Le visage de Charles se crispa devant la réflexion qui l’attendait. Il avait connu l’amour et ses mécaniques dangereuses, heureuses, et malheureuses. Plus que quiconque, il savait l’importance de cette émotion si particulière. Et plus que tout au monde, il savait que l’amour peut se briser de bien des manières.

« Peu importe qui elle est. Si Jack sait qui elle est réellement au fond de lui-même, alors il saura l’aimer comme elle le mérite. N’ai-je pas raison ? »

Je croyais connaître la réponse, mais alors qu’un doute insidieux s’immisçait en moi, je remis soudainement en cause mes convictions.

Pendant des années, j’avais laissé Derek dans l’ignorance. Après une période de creux, j’avais accepté de tout lui avouer sur mon passé, pensant signer la fin de notre amour. Pourtant, il avait continué de m’aimer malgré la monstruosité qui émanait de moi. Alors, si avant cela j’aurais rejeté l’affirmation de Charles sans hésiter, je crois que j’avais fini par changer avec le temps et les épreuves. Il avait raison, Charles avait raison : pour rien au monde Jack et Elizabeth ne devaient s’empêcher de s’aimer en dépit des apparences.

« Je le pense aussi » répondis-je, en détournant le regard, avec mes yeux emplis de larmes.

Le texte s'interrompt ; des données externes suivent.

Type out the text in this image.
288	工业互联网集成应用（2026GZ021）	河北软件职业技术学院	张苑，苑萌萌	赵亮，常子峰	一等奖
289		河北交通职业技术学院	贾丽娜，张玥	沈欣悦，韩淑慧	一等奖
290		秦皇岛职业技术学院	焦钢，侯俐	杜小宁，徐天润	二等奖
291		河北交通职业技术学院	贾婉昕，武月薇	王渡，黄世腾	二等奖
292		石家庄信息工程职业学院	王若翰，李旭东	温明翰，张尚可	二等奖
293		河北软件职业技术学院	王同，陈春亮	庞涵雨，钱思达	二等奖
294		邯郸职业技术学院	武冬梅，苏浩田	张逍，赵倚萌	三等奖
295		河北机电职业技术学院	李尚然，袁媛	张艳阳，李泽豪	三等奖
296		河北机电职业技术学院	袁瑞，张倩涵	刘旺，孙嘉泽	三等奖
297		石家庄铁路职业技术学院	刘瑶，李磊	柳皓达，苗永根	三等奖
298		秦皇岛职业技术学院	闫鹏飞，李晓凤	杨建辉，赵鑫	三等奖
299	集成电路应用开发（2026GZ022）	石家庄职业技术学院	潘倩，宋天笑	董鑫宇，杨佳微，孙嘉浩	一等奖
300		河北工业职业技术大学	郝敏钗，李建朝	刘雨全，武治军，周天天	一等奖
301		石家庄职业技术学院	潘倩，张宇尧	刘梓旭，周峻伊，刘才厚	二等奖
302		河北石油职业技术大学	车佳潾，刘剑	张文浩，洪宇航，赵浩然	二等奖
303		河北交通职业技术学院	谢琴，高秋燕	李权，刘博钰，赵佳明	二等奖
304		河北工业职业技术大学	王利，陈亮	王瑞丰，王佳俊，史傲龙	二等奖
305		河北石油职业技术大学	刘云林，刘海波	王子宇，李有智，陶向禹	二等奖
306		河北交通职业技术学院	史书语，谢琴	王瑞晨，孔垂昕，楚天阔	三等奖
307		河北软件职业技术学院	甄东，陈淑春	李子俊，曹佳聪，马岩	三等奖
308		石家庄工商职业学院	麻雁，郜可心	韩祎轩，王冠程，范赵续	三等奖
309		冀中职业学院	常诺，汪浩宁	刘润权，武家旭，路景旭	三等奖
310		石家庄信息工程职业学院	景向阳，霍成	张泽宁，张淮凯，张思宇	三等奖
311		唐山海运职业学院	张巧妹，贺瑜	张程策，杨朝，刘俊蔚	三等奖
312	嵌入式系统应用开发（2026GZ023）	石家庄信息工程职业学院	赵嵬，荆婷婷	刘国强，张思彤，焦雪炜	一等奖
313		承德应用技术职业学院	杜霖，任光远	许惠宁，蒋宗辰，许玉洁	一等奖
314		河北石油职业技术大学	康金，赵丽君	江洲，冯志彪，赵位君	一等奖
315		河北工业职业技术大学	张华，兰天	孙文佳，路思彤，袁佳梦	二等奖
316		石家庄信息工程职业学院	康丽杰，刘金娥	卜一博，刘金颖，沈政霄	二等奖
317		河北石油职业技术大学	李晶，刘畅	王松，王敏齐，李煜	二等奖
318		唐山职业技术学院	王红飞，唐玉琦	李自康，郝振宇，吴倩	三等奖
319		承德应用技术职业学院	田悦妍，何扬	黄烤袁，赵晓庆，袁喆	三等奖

Tout à coup, je sentis le coude de Charles sur mon bras. Lorsque je relevai les yeux, je compris ce qu’il voulait que je voie : Jack et Elizabeth regardaient dans notre direction. Mais ce n’est pas nous qu’ils désignaient. En tournant la tête, tous les visages de mes amies apparurent dans mon champ de vision. Elles nous avaient rejoints à la proue, affichant de larges sourires sur leurs mines affreuses. Nous avions encore un bout de chemin avant de trouver cette machine, mais j’avais l’impression que nous étions déjà à bout alors même que nous ne savions pas quoi faire pour avancer.

Une seule personne pouvait nous aider désormais : Elizabeth.